Pedro de la Bárcena y Valdivielso (1768–1836) was a Spanish military commander active during the Peninsular War.

==Early career==
Bárcena enlisted as a second lieutenant in the Provincial Regiment of Oviedo in 1788. In 1793 he was promoted to second lieutenant of Grenadiers.

During the War of the Pyrenees he saw action several times, including at the combat of Sara (1 May 1793) and at Baztán, where he distinguished himself. He was promoted to Fusiliers lieutenant in 1795, Grenadiers lieutenant the following year and captain at the end of the war.

In 1800 he was promoted to Fusiliers captain and from December that year to the following December, he took part in guarding the coast of Asturias, duties he again took up during the latter part of the Anglo-Spanish War (1796–1808).
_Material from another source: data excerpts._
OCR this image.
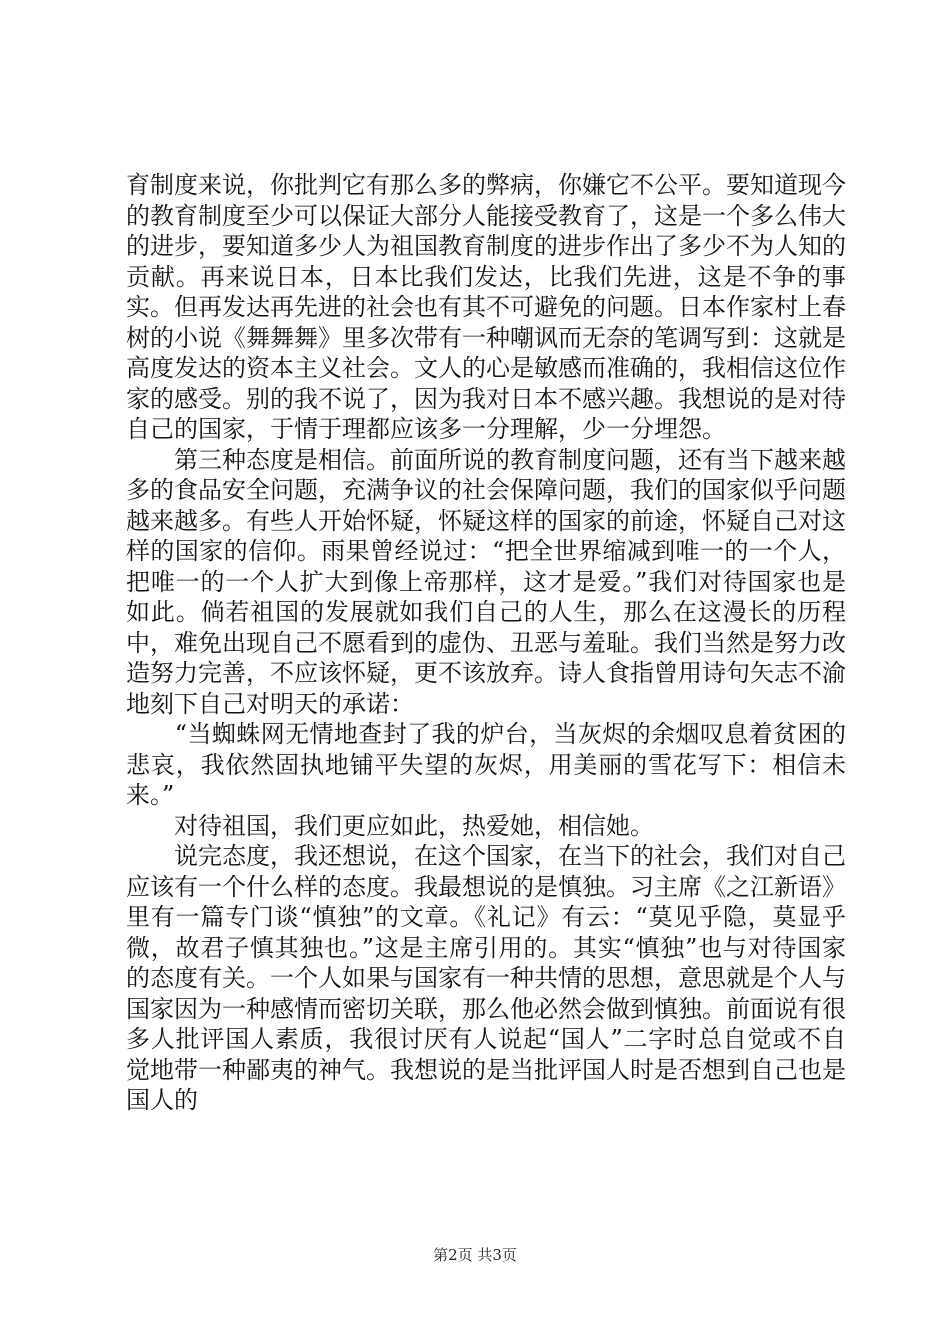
育制度来说，你批判它有那么多的弊病，你嫌它不公平。要知道现今的教育制度至少可以保证大部分人能接受教育了，这是一个多么伟大的进步，要知道多少人为祖国教育制度的进步作出了多少不为人知的贡献。再来说日本，日本比我们发达，比我们先进，这是不争的事实。但再发达再先进的社会也有其不可避免的问题。日本作家村上春树的小说《舞舞舞》里多次带有一种嘲讽而无奈的笔调写到：这就是高度发达的资本主义社会。文人的心是敏感而准确的，我相信这位作家的感受。别的我不说了，因为我对日本不感兴趣。我想说的是对待自己的国家，于情于理都应该多一分理解，少一分埋怨。

　　第三种态度是相信。前面所说的教育制度问题，还有当下越来越多的食品安全问题，充满争议的社会保障问题，我们的国家似乎问题越来越多。有些人开始怀疑，怀疑这样的国家的前途，怀疑自己对这样的国家的信仰。雨果曾经说过：“把全世界缩减到唯一的一个人，把唯一的一个人扩大到像上帝那样，这才是爱。”我们对待国家也是如此。倘若祖国的发展就如我们自己的人生，那么在这漫长的历程中，难免出现自己不愿看到的虚伪、丑恶与羞耻。我们当然是努力改造努力完善，不应该怀疑，更不该放弃。诗人食指曾用诗句矢志不渝地刻下自己对明天的承诺：

　　“当蜘蛛网无情地查封了我的炉台，当灰烬的余烟叹息着贫困的悲哀，我依然固执地铺平失望的灰烬，用美丽的雪花写下：相信未来。”

　　对待祖国，我们更应如此，热爱她，相信她。

　　说完态度，我还想说，在这个国家，在当下的社会，我们对自己应该有一个什么样的态度。我最想说的是慎独。习主席《之江新语》里有一篇专门谈“慎独”的文章。《礼记》有云：“莫见乎隐，莫显乎微，故君子慎其独也。”这是主席引用的。其实“慎独”也与对待国家的态度有关。一个人如果与国家有一种共情的思想，意思就是个人与国家因为一种感情而密切关联，那么他必然会做到慎独。前面说有很多人批评国人素质，我很讨厌有人说起“国人”二字时总自觉或不自觉地带一种鄙夷的神气。我想说的是当批评国人时是否想到自己也是国人的

第2页 共3页
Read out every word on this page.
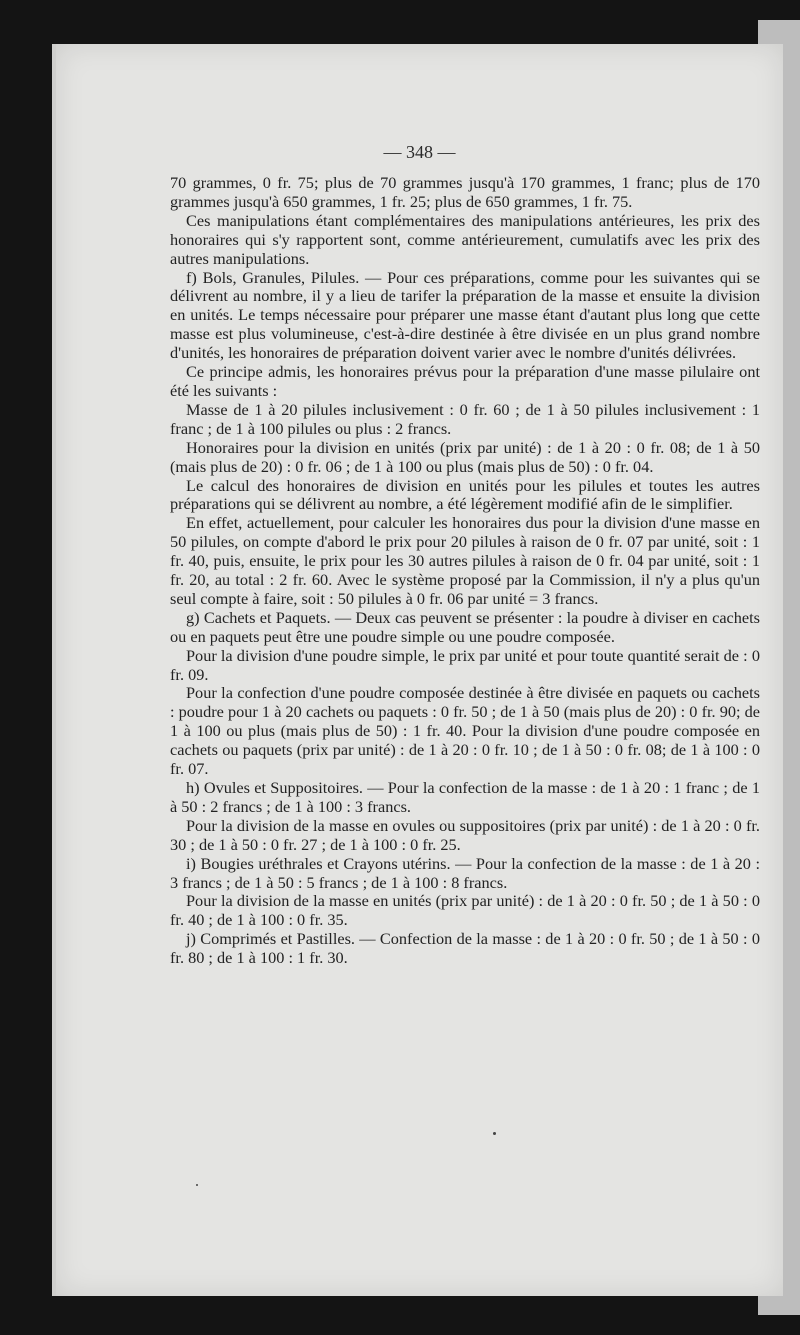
— 348 —

70 grammes, 0 fr. 75; plus de 70 grammes jusqu'à 170 grammes, 1 franc; plus de 170 grammes jusqu'à 650 grammes, 1 fr. 25; plus de 650 grammes, 1 fr. 75.

Ces manipulations étant complémentaires des manipulations antérieures, les prix des honoraires qui s'y rapportent sont, comme antérieurement, cumulatifs avec les prix des autres manipulations.

f) Bols, Granules, Pilules. — Pour ces préparations, comme pour les suivantes qui se délivrent au nombre, il y a lieu de tarifer la préparation de la masse et ensuite la division en unités. Le temps nécessaire pour préparer une masse étant d'autant plus long que cette masse est plus volumineuse, c'est-à-dire destinée à être divisée en un plus grand nombre d'unités, les honoraires de préparation doivent varier avec le nombre d'unités délivrées.

Ce principe admis, les honoraires prévus pour la préparation d'une masse pilulaire ont été les suivants :

Masse de 1 à 20 pilules inclusivement : 0 fr. 60 ; de 1 à 50 pilules inclusivement : 1 franc ; de 1 à 100 pilules ou plus : 2 francs.

Honoraires pour la division en unités (prix par unité) : de 1 à 20 : 0 fr. 08; de 1 à 50 (mais plus de 20) : 0 fr. 06 ; de 1 à 100 ou plus (mais plus de 50) : 0 fr. 04.

Le calcul des honoraires de division en unités pour les pilules et toutes les autres préparations qui se délivrent au nombre, a été légèrement modifié afin de le simplifier.

En effet, actuellement, pour calculer les honoraires dus pour la division d'une masse en 50 pilules, on compte d'abord le prix pour 20 pilules à raison de 0 fr. 07 par unité, soit : 1 fr. 40, puis, ensuite, le prix pour les 30 autres pilules à raison de 0 fr. 04 par unité, soit : 1 fr. 20, au total : 2 fr. 60. Avec le système proposé par la Commission, il n'y a plus qu'un seul compte à faire, soit : 50 pilules à 0 fr. 06 par unité = 3 francs.

g) Cachets et Paquets. — Deux cas peuvent se présenter : la poudre à diviser en cachets ou en paquets peut être une poudre simple ou une poudre composée.

Pour la division d'une poudre simple, le prix par unité et pour toute quantité serait de : 0 fr. 09.

Pour la confection d'une poudre composée destinée à être divisée en paquets ou cachets : poudre pour 1 à 20 cachets ou paquets : 0 fr. 50 ; de 1 à 50 (mais plus de 20) : 0 fr. 90; de 1 à 100 ou plus (mais plus de 50) : 1 fr. 40. Pour la division d'une poudre composée en cachets ou paquets (prix par unité) : de 1 à 20 : 0 fr. 10 ; de 1 à 50 : 0 fr. 08; de 1 à 100 : 0 fr. 07.

h) Ovules et Suppositoires. — Pour la confection de la masse : de 1 à 20 : 1 franc ; de 1 à 50 : 2 francs ; de 1 à 100 : 3 francs.

Pour la division de la masse en ovules ou suppositoires (prix par unité) : de 1 à 20 : 0 fr. 30 ; de 1 à 50 : 0 fr. 27 ; de 1 à 100 : 0 fr. 25.

i) Bougies uréthrales et Crayons utérins. — Pour la confection de la masse : de 1 à 20 : 3 francs ; de 1 à 50 : 5 francs ; de 1 à 100 : 8 francs.

Pour la division de la masse en unités (prix par unité) : de 1 à 20 : 0 fr. 50 ; de 1 à 50 : 0 fr. 40 ; de 1 à 100 : 0 fr. 35.

j) Comprimés et Pastilles. — Confection de la masse : de 1 à 20 : 0 fr. 50 ; de 1 à 50 : 0 fr. 80 ; de 1 à 100 : 1 fr. 30.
==Peninsular War (1807–1814)==

At the start of the war, the Junta de Asturias promoted him to colonel and sargento mayor of the newly established Infiesto Regiment. Shortly thereafter, he was promoted to lieutenant colonel and then colonel of the Candás and Luanco Regiment, which was subsequently incorporated into the Army of the Left. He saw action at Valmaseda (November 1808). In December he was given command of the battalion of Cazadores de Fernando VII (light infantry) and marched to defend the line of the river Eo, which forms the boundary between Galicia and Asturias, where he served under lieutenant general José Worster.

On 2 June 1809, he defeated General Barthélemy Thomières's troops at the bridge of San Martin, for which he was promoted to brigadier and given the command of the Army of Asturias.

Although he distinguished himself at Potes (23 September 1809), the following year his troops were beaten by General Bonet's troops at the bridge of Colloto, five kilometres (3.1 miles) outside Oviedo (14 February 1810).

His troops saw action at Peñaflor (19 March), were victorious at the combat of Padrún (14 April), but were unable to hold the line at the line at Nalón (26 April), and were forced to retreat to Mieres. On reorganising his troops, Bárcena was victorious at the actions of Linares de Cornellana and Campomanes, on 15 and 24 August, respectively.

In September, Bárcena handed over his command to General Francisco Javier Losada.

At the head of the vanguard division, Bárcena fought several actions at Pola de Lena (1, 2, 6 and 15 October 1810); at Fresno (20 and 28 November); at Soto (26–28 December); at Campomanes (1 January 1811); at Salas (8 March) and at Puelo, the same day, where he was badly wounded.

While still recovering from his wound, in May 1811 he was given command of the 1st Asturias Regiment, still under the orders of Losada. The following June he was promoted to field marshal and given command of the 1st Section of the 1st Division.

On 5 and 7 November, his troops saw action at Puente de los Fierros and at Peñaflor. On 12 November he forced General Gauthier to withdraw from Tineo.

In May 1812 he was appointed commander of the 1st Division and spearheaded the campaign (May–June 1812) which led to the French being forced to withdraw from Asturias. He participated at the Siege of Astorga and then marched to Burgos to bolster General Arthur Wellesley, Marquess of Wellington's siege of Burgos, withdrawing with Wellington to Salamanca and then Ciudad Rodrigo. From there, he set up his cantonment in Bierzo, region of which he was appointed commander-in-chief.

In July 1813, he commanded the 4th Division of the 4th Army, under Girón, at the Bidassoa and later distinguished himself, together with Francisco de Longa, at the bridge of Yanci, on 1 August. The following September, he was given command of three divisions of the Army of the centre (the 3rd, under Diego del Barco; the 4th, under José María Ezpeleta and the 5th, under Juan Díaz Porlier) seeing action at the Battle of the Bidassoa (7 October) and Battle of Nivelle (10 November). At the Battle of Toulouse (1814), was second-in-command to General Freire.

==Post-war career==
During the Hundred Days he was given command of the troops stationed in the Baztán Valley and entered into France at their head. He was then given command of the región (cantón) of Pamplona, until October, when he was given the interim command of the 2nd Division, before returning to Asturias in December.

In 1816, on the occasion of the wedding between Fernando VII and Maria Isabel of Braganza, Bárcena was promoted to lieutenant general.

In 1818, he was briefly given command of the coast of Asturias to prevent the eventual landing there of general Mariano Renovales's liberal troops sailing from England.

When the Constitution was proclaimed, under the Liberal Triennium, he was briefly appointed captain general of Galicia.